La douleur
L'éprouver. Toujours tenter de la rejeter alors que la seule manière de la chasser est de l'absorber, se laisser envahir par elle. Mais moi, je ne peux pas. Je ne peux pas parce que je dois sourire, affirmer que tout va bien, ne pas laisser paraître ce bouleversement dans ma vie. Quand j'arrive à m'octroyer quelques minutes d'isolement, mon corps tout entier se contracte, grelotte. Je deviens douleur. Chut...Il ne faut pas que les cris sortent, que ma peine s'entende, que les larmes m'étouffent. Je n'ai droit qu'à quelques minutes. Alors je sais que ce sera long. Que je la garderai tellement au fond de moi que je m'habituerai à vivre avec elle. Qu'elle mettra d'autant plus de temps à s'en aller.
Parfois, je me demande si ce ne serait plus simple, plus vivable de faire mal, ne serait-ce qu'un peu, pour me soulager de cette opression qui m'empêche de respirer. Je dois recommencer à vivre et je ne sais pas comment. Je ne sais pas pourquoi mon téléphone ne sonne plus, pourquoi je n'entends plus sa voix le matin en me réveillant. Pourquoi je ne peux plus partager mon quotidien avec cet homme dont je suis imprégnée. Que s'est-il passé? Je dois comprendre.
Souffre-t-il lui aussi? Je me persuade que non. Qu'il se sent soulagé.

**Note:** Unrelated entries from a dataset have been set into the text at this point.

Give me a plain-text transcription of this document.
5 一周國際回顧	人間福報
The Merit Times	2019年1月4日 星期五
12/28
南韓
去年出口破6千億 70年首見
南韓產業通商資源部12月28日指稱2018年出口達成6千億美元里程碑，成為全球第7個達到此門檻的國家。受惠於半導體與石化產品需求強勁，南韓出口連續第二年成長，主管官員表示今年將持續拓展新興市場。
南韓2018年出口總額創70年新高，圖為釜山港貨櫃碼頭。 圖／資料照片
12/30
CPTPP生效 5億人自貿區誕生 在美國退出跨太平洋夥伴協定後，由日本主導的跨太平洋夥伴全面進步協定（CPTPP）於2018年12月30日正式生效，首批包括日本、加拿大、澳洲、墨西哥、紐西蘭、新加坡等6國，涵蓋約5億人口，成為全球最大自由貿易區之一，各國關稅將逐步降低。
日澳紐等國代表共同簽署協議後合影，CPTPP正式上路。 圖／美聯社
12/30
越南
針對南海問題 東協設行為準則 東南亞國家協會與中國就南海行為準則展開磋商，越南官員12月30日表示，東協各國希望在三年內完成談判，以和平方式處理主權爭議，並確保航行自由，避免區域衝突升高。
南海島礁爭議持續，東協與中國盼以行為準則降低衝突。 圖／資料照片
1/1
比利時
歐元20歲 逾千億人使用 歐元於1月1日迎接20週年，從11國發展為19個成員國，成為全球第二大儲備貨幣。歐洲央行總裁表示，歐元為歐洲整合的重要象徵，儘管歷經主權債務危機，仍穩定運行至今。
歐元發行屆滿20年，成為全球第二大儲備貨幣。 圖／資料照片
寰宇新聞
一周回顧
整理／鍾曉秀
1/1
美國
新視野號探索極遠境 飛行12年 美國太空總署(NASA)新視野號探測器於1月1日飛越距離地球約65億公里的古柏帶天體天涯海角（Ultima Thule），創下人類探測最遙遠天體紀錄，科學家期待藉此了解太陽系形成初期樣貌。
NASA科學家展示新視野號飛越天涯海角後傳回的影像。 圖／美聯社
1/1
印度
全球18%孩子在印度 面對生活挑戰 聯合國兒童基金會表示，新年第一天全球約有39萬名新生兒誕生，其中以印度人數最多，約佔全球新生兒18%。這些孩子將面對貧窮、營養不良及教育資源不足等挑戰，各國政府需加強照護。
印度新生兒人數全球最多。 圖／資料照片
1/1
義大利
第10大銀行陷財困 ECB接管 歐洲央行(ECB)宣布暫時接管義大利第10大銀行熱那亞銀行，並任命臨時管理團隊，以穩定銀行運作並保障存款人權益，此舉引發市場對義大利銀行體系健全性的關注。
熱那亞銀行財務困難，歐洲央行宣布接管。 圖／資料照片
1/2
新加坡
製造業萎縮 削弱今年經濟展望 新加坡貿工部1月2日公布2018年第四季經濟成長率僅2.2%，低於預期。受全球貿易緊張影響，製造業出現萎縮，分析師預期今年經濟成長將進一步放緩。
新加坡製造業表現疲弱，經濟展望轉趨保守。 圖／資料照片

La douleur m'étouffe. Qui pourrait comprendre? Qui pourrait m'aimer suffisamment pour ne pas juger, pour simplement me réconforter quelques instants, me dire, même si je ne veux pas y croire, que tout s'arrange toujours? Un tel être n'existe pas dans le monde que j'ai construit autour de moi. A force de m'isoler, de vouloir à tout prix ne pas imposer mon existence, ils m'ont oubliée. C'est bien normal. Que me reste-t-il? Un phare dans la nuit.
Il ne m'abandonnera pas. Alors je dois rester telle qu'il me connaît, lui. Forte, loyale, détachée. Tout doit rester en moi. Cette douleur va m'accompagner encore longtemps. Elle ne vaincra, je la dominerai quoiqu'il arrive.